The thing is, having your area of interest be all pre-printing-press/pre-widespread-functional-text-literacy/etc always makes posts like these fascinating.
Like my darlings we are putting as much of our information and record keeping and so on in monuments of stone and of acid free paper and so on as anyone used to. Are you kidding me? Our countries are littered with shit with engraved plaques or written details in stone, and equally littered with print copies in archival files or bound into books.
Is there information that exists only in digital form that will be otherwise lost? Yeah, 100%, but it's all information our ancestors never had and wouldn't've been able to store either through its actual nature or because all of that shit was done orally or because it was done on true ephemera (sand tablets, wax tablets, all the fucking tablet forms they used and wiped and used again that weren't a brief era of clay that baked hard when lit on fire.
And there's still so much information from those societies we will never have because of how much never got written down on tablets.
Interestingly, post-printing-press researchers often also overestimate the proportion of information they have vs what actually existed ever, because once you hit the press and mass book binding there are so many records proportionately that it's easy to forget that the vast majority of people interacted with the written word maybe a few times in their life for a long time, and then maybe a few times in a year; then it's easy to forget the mountains of records that were simply outright destroyed because they were no longer of use, and because nobody had anywhere to put thousands of boxes of records, and because they were only ten, twenty, fifty years old, they weren't worth shit yet.

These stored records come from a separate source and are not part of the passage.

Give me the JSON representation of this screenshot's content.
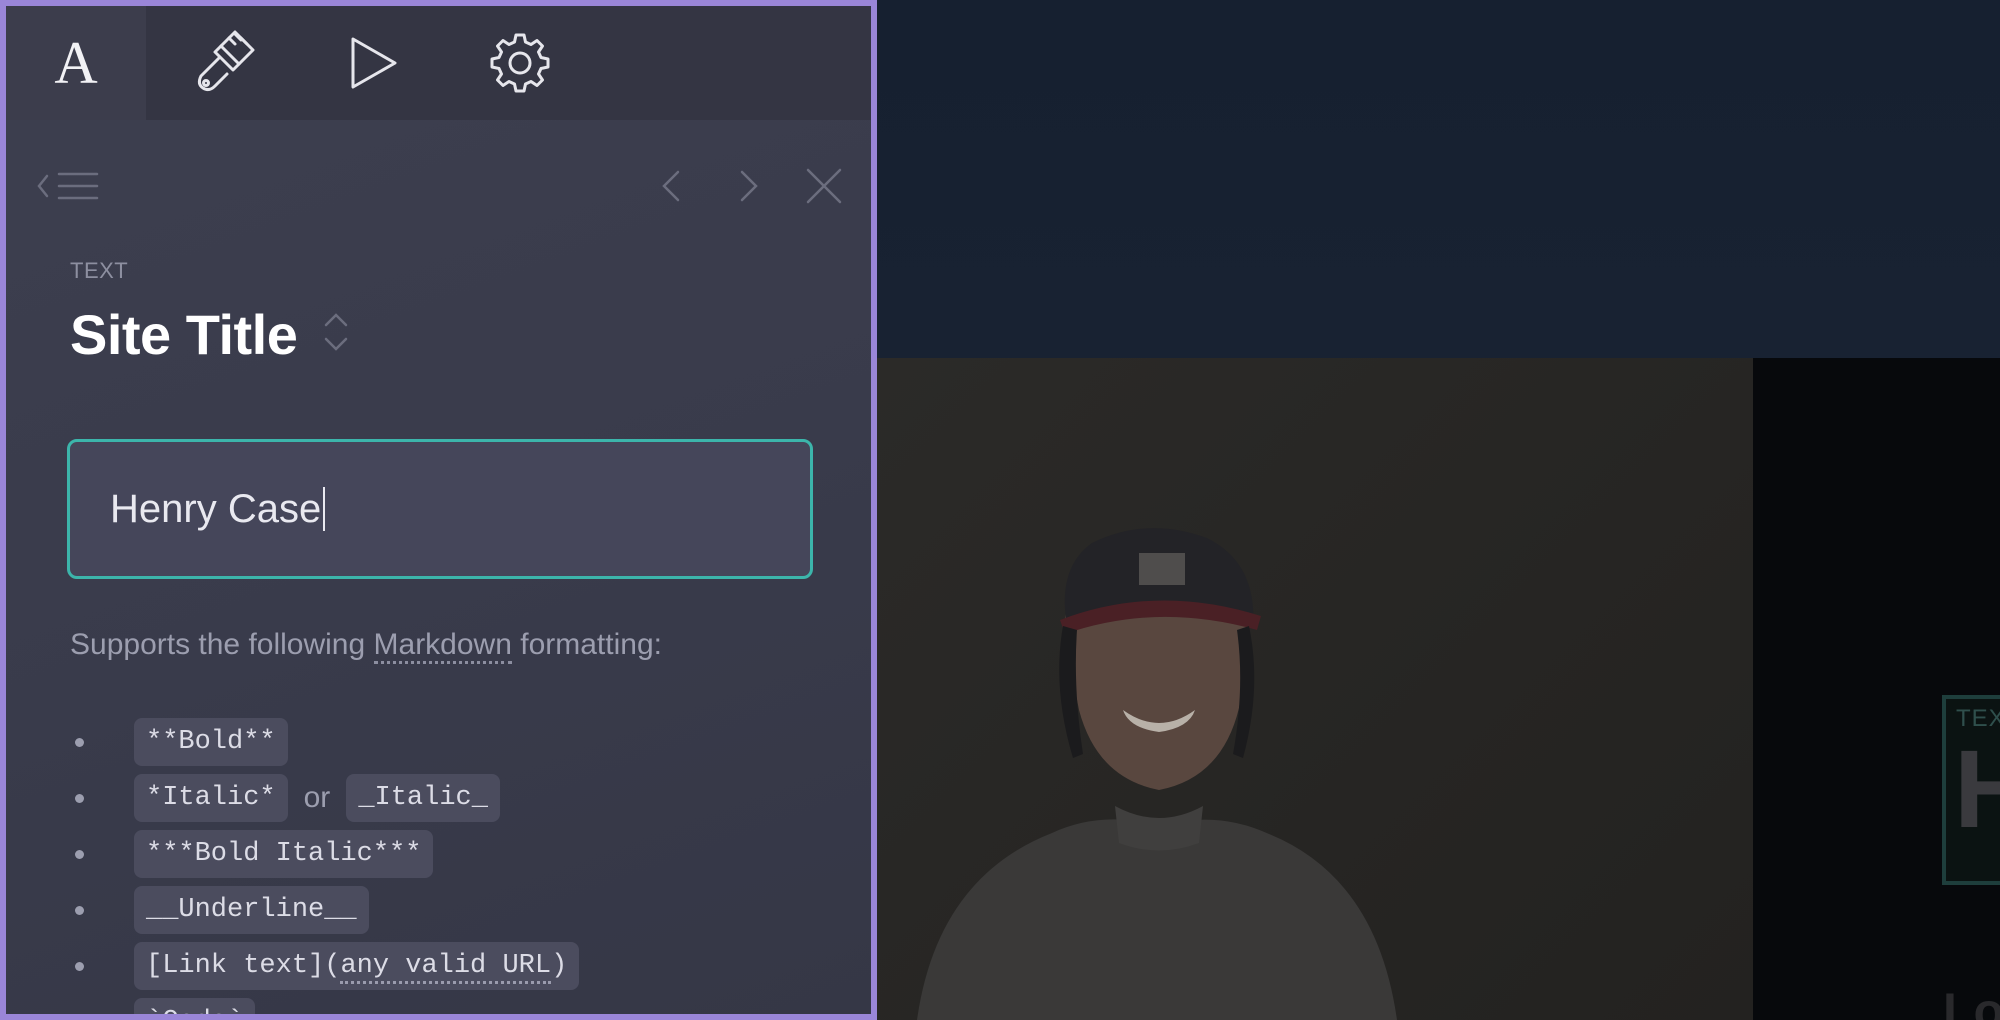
{
  "editor": {
    "tabs": [
      {
        "name": "text",
        "icon": "letter-a-icon",
        "glyph": "A",
        "active": true
      },
      {
        "name": "style",
        "icon": "paintbrush-icon",
        "active": false
      },
      {
        "name": "preview",
        "icon": "play-icon",
        "active": false
      },
      {
        "name": "settings",
        "icon": "gear-icon",
        "active": false
      }
    ],
    "section_label": "TEXT",
    "field_title": "Site Title",
    "input_value": "Henry Case",
    "help": {
      "prefix": "Supports the following ",
      "link": "Markdown",
      "suffix": " formatting:"
    },
    "formats": {
      "bold": "**Bold**",
      "italic_star": "*Italic*",
      "or": "or",
      "italic_underscore": "_Italic_",
      "bold_italic": "***Bold Italic***",
      "underline": "__Underline__",
      "link_prefix": "[Link text](",
      "link_url": "any valid URL",
      "link_suffix": ")",
      "code": "`Code`"
    },
    "colors": {
      "panel_border": "#9a86d8",
      "input_focus": "#3cb5ab"
    }
  },
  "preview": {
    "box_label": "TEX",
    "box_letter": "H",
    "bottom_text": "Lo"
  }
}
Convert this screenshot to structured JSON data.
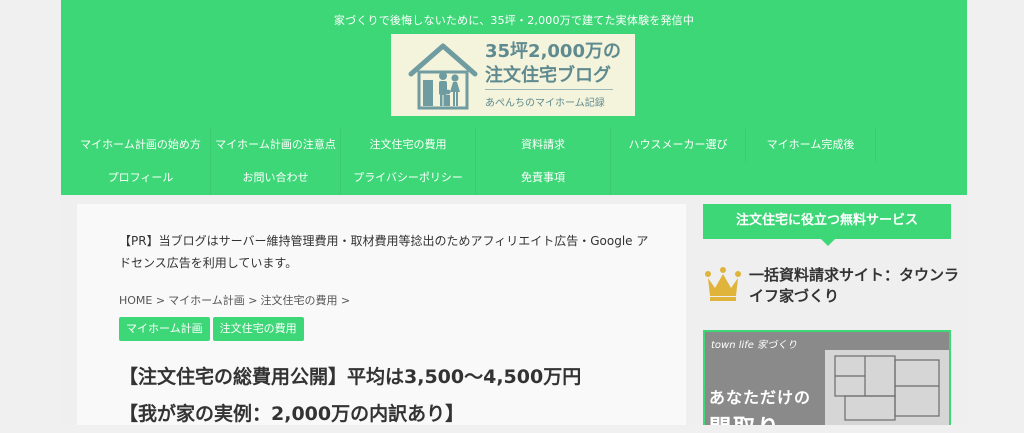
{
  "header": {
    "tagline": "家づくりで後悔しないために、35坪・2,000万で建てた実体験を発信中",
    "logo_title_line1": "35坪2,000万の",
    "logo_title_line2": "注文住宅ブログ",
    "logo_subtitle": "あぺんちのマイホーム記録"
  },
  "nav": {
    "items": [
      "マイホーム計画の始め方",
      "マイホーム計画の注意点",
      "注文住宅の費用",
      "資料請求",
      "ハウスメーカー選び",
      "マイホーム完成後",
      "プロフィール",
      "お問い合わせ",
      "プライバシーポリシー",
      "免責事項"
    ]
  },
  "content": {
    "pr_text": "【PR】当ブログはサーバー維持管理費用・取材費用等捻出のためアフィリエイト広告・Google アドセンス広告を利用しています。",
    "breadcrumb": [
      "HOME >",
      "マイホーム計画 >",
      "注文住宅の費用 >"
    ],
    "tags": [
      "マイホーム計画",
      "注文住宅の費用"
    ],
    "title_line1": "【注文住宅の総費用公開】平均は3,500〜4,500万円",
    "title_line2": "【我が家の実例：2,000万の内訳あり】"
  },
  "sidebar": {
    "heading": "注文住宅に役立つ無料サービス",
    "item_title": "一括資料請求サイト：タウンライフ家づくり",
    "banner_brand": "town life 家づくり",
    "banner_text": "あなただけの",
    "banner_text2": "間取り"
  },
  "colors": {
    "accent": "#3ed778",
    "logo_bg": "#f4f4dc",
    "logo_text": "#5f8a8f",
    "crown": "#e0b33a"
  }
}
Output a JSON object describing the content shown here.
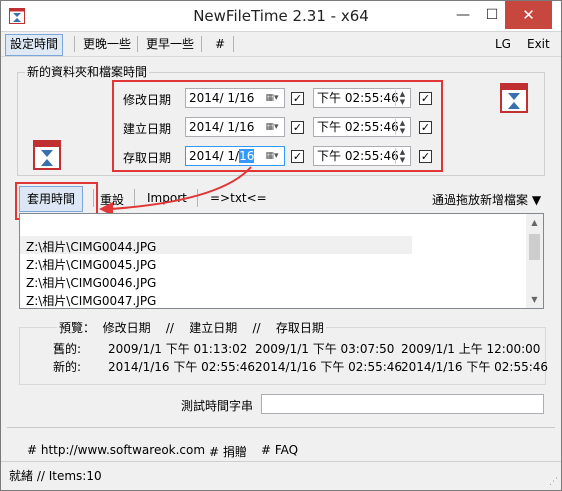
{
  "window": {
    "title": "NewFileTime 2.31 - x64",
    "close_glyph": "✕",
    "min_glyph": "—",
    "max_glyph": "☐"
  },
  "menu": {
    "set_time": "設定時間",
    "later": "更晚一些",
    "earlier": "更早一些",
    "hash": "#",
    "lg": "LG",
    "exit": "Exit"
  },
  "group": {
    "title": "新的資料夾和檔案時間"
  },
  "rows": [
    {
      "label": "修改日期",
      "date_year_month": "2014/ 1/16",
      "time": "下午 02:55:46",
      "date_checked": true,
      "time_checked": true
    },
    {
      "label": "建立日期",
      "date_year_month": "2014/ 1/16",
      "time": "下午 02:55:46",
      "date_checked": true,
      "time_checked": true
    },
    {
      "label": "存取日期",
      "date_prefix": "2014/ 1/",
      "date_selected": "16",
      "time": "下午 02:55:46",
      "date_checked": true,
      "time_checked": true
    }
  ],
  "actions": {
    "apply": "套用時間",
    "reset": "重設",
    "import": "Import",
    "txt": "=>txt<=",
    "drop": "通過拖放新增檔案 ▼"
  },
  "files": [
    "Z:\\相片\\CIMG0044.JPG",
    "Z:\\相片\\CIMG0045.JPG",
    "Z:\\相片\\CIMG0046.JPG",
    "Z:\\相片\\CIMG0047.JPG"
  ],
  "preview": {
    "header": "預覽：  修改日期    //    建立日期    //    存取日期",
    "old_label": "舊的:",
    "new_label": "新的:",
    "old": [
      "2009/1/1 下午 01:13:02",
      "2009/1/1 下午 03:07:50",
      "2009/1/1 上午 12:00:00"
    ],
    "new": [
      "2014/1/16 下午 02:55:46",
      "2014/1/16 下午 02:55:46",
      "2014/1/16 下午 02:55:46"
    ]
  },
  "test": {
    "label": "測試時間字串",
    "value": ""
  },
  "footer": {
    "website": "# http://www.softwareok.com",
    "donate": "# 捐贈",
    "faq": "# FAQ"
  },
  "status": {
    "text": "就緒 // Items:10"
  },
  "colors": {
    "highlight": "#e03636",
    "selection": "#3399ff",
    "close": "#c7463d"
  },
  "icons": {
    "app": "hourglass-icon",
    "group_left": "calendar-hourglass-icon",
    "group_right": "calendar-hourglass-icon"
  }
}
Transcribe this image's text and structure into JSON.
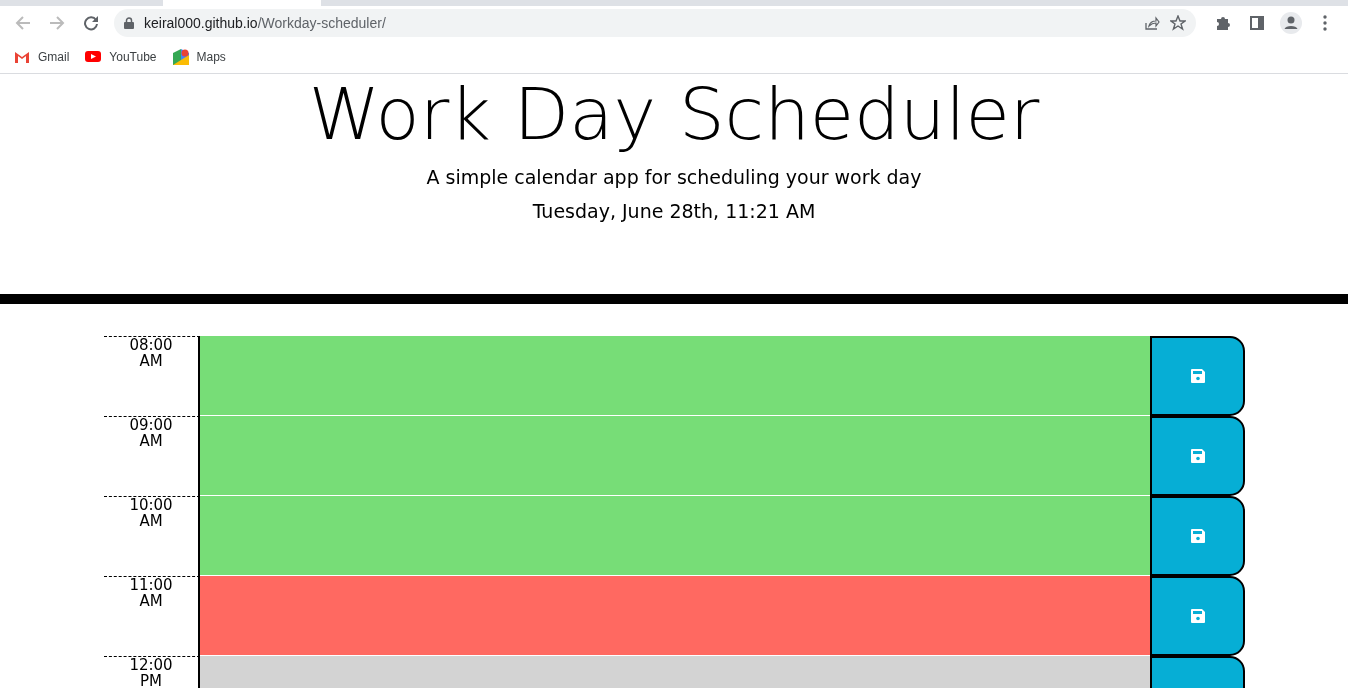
{
  "browser": {
    "url_host": "keiral000.github.io",
    "url_path": "/Workday-scheduler/",
    "bookmarks": [
      {
        "label": "Gmail",
        "kind": "gmail"
      },
      {
        "label": "YouTube",
        "kind": "youtube"
      },
      {
        "label": "Maps",
        "kind": "maps"
      }
    ]
  },
  "header": {
    "title": "Work Day Scheduler",
    "subtitle": "A simple calendar app for scheduling your work day",
    "current_day": "Tuesday, June 28th, 11:21 AM"
  },
  "hours": [
    {
      "hour": "08:00",
      "period": "AM",
      "color": "#77dd77"
    },
    {
      "hour": "09:00",
      "period": "AM",
      "color": "#77dd77"
    },
    {
      "hour": "10:00",
      "period": "AM",
      "color": "#77dd77"
    },
    {
      "hour": "11:00",
      "period": "AM",
      "color": "#ff6961"
    },
    {
      "hour": "12:00",
      "period": "PM",
      "color": "#d3d3d3"
    }
  ]
}
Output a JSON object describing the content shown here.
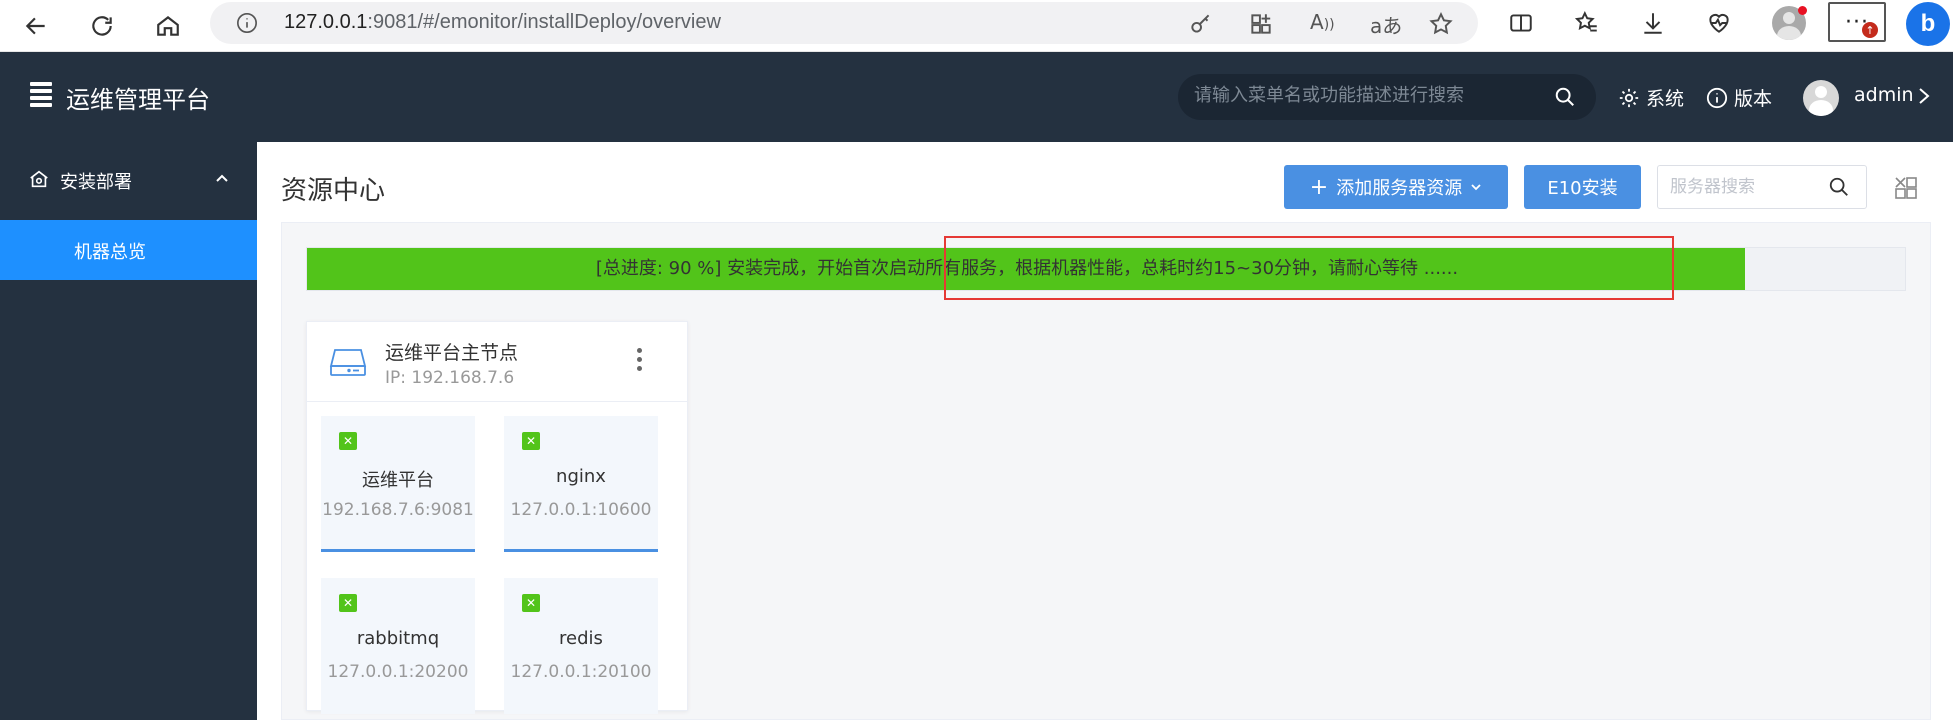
{
  "browser": {
    "url_host": "127.0.0.1",
    "url_rest": ":9081/#/emonitor/installDeploy/overview",
    "read_aloud_glyph": "A",
    "translate_glyph": "aあ",
    "more_glyph": "···",
    "notif_badge": "↑",
    "bing_glyph": "b"
  },
  "header": {
    "app_title": "运维管理平台",
    "search_placeholder": "请输入菜单名或功能描述进行搜索",
    "system_label": "系统",
    "version_label": "版本",
    "user_name": "admin"
  },
  "sidebar": {
    "group_label": "安装部署",
    "items": [
      {
        "label": "机器总览",
        "active": true
      }
    ]
  },
  "main": {
    "page_title": "资源中心",
    "add_button_label": "添加服务器资源",
    "add_button_plus": "+",
    "e10_button_label": "E10安装",
    "server_search_placeholder": "服务器搜索",
    "progress": {
      "percent": 90,
      "text": "[总进度: 90 %]   安装完成，开始首次启动所有服务，根据机器性能，总耗时约15~30分钟，请耐心等待 ......",
      "color": "#52c41a"
    },
    "card": {
      "title": "运维平台主节点",
      "ip": "IP: 192.168.7.6",
      "services": [
        {
          "name": "运维平台",
          "address": "192.168.7.6:9081"
        },
        {
          "name": "nginx",
          "address": "127.0.0.1:10600"
        },
        {
          "name": "rabbitmq",
          "address": "127.0.0.1:20200"
        },
        {
          "name": "redis",
          "address": "127.0.0.1:20100"
        }
      ]
    }
  },
  "colors": {
    "header_bg": "#243140",
    "accent": "#1e90ff",
    "button_blue": "#4a90e2",
    "progress_green": "#52c41a",
    "highlight_red": "#e53935"
  }
}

Are we "losing" millions of [pick your measurement here] of data all the time because the technology isn't good enough to preserve it? Yeah, sure.
. . . we always have been.
The threat of data corruption is not a lacuna in history, it's a sudden gap in working, ongoing functional information that we need to keep existing systems working right now, because of format changes and somebody dropping the ball on file transfer. Archaeologists in a thousand years will still have more records than they could even REMOTELY hope to go thru in their lifetimes, but we might be fucked for a continuum of epidemic disease data from the last fifty years, which will become relevant a lot faster than that.